Foto: Quesería la Antigua

1. En Salamanca no guardamos el coche en el garaje.
Lo guardamos en la cochera.

2. La salmantina no ataja para llegar antes a un sitio.
Atrocha.

3. El salmantino no cierra la puerta con llave.
La canda.

4. El salmantino no se cuelga de algo.
Se rescuelga.

5. Los salmantinos no mencionamos a alguien.
Lo mentamos.

6. En Salamanca cambiamos el verbo caer por tirar.
Y tenemos que pensarlo antes para no equivocarnos que algo se cae solo y lo tira alguien.
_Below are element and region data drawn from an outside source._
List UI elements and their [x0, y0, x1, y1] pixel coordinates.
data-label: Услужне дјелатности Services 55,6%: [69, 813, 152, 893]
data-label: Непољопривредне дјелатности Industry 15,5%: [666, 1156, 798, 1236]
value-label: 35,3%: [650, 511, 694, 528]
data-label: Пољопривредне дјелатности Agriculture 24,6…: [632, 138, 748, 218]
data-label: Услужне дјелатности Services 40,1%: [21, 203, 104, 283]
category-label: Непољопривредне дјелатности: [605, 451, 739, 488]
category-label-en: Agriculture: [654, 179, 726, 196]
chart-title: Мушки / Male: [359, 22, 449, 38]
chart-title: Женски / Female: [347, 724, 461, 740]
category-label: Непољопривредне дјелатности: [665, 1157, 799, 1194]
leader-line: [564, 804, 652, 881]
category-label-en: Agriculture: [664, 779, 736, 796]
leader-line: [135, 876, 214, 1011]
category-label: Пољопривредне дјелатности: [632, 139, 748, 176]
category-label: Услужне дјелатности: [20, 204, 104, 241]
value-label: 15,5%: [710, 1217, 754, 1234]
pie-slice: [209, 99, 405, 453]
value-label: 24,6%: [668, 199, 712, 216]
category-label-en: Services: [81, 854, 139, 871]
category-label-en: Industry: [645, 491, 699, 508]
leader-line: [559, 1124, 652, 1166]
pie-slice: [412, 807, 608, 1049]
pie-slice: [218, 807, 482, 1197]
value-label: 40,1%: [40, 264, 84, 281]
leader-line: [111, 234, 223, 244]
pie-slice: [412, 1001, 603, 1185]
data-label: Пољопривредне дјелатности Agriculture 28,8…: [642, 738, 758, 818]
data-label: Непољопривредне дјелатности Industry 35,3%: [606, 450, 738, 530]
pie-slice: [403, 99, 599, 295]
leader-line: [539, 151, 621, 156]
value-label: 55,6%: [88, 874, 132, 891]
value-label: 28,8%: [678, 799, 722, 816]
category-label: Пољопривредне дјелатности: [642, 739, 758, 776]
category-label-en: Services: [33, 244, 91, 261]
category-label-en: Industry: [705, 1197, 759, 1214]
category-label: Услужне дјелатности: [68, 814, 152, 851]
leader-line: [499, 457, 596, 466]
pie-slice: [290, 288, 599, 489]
7. El salmantino no es guapo.
Es majo.

8. En Salamanca no hay mendigos que piden por las terrazas.
Hay pidepelas.

9. Los salmantinos no comen cochinillo.
Comen tostón.

10. En las ferias de Salamanca no hay coches de choque.
Hay coches chocones.

11. La salmantina no sueña que viaja en globo.
Se sueña viajando en él, en reflexivo.

12. Los salmantinos no somos salmantinos.
Somos charros.

13. El charro no se ahoga.
Se añusga.

14. En Salamanca no se cambian en la tienda los productos que no te gustan.
Se descambian.

15. Los charros comemos “chochos típicos”.
¡Son dulces tipo peladillas pero más grandes y difíciles de comer! (¿en qué estabas pensando?)

16. Si un charro te pregunta si te gusta la pesca, no está pensando en ir al río con caña y cebo.
Quiere saber si te gusta el pescado (ya en el plato).

17. Los charros no preguntamos “¿por qué?”.
Preguntamos “¿pór que?”, con el acento cambiado.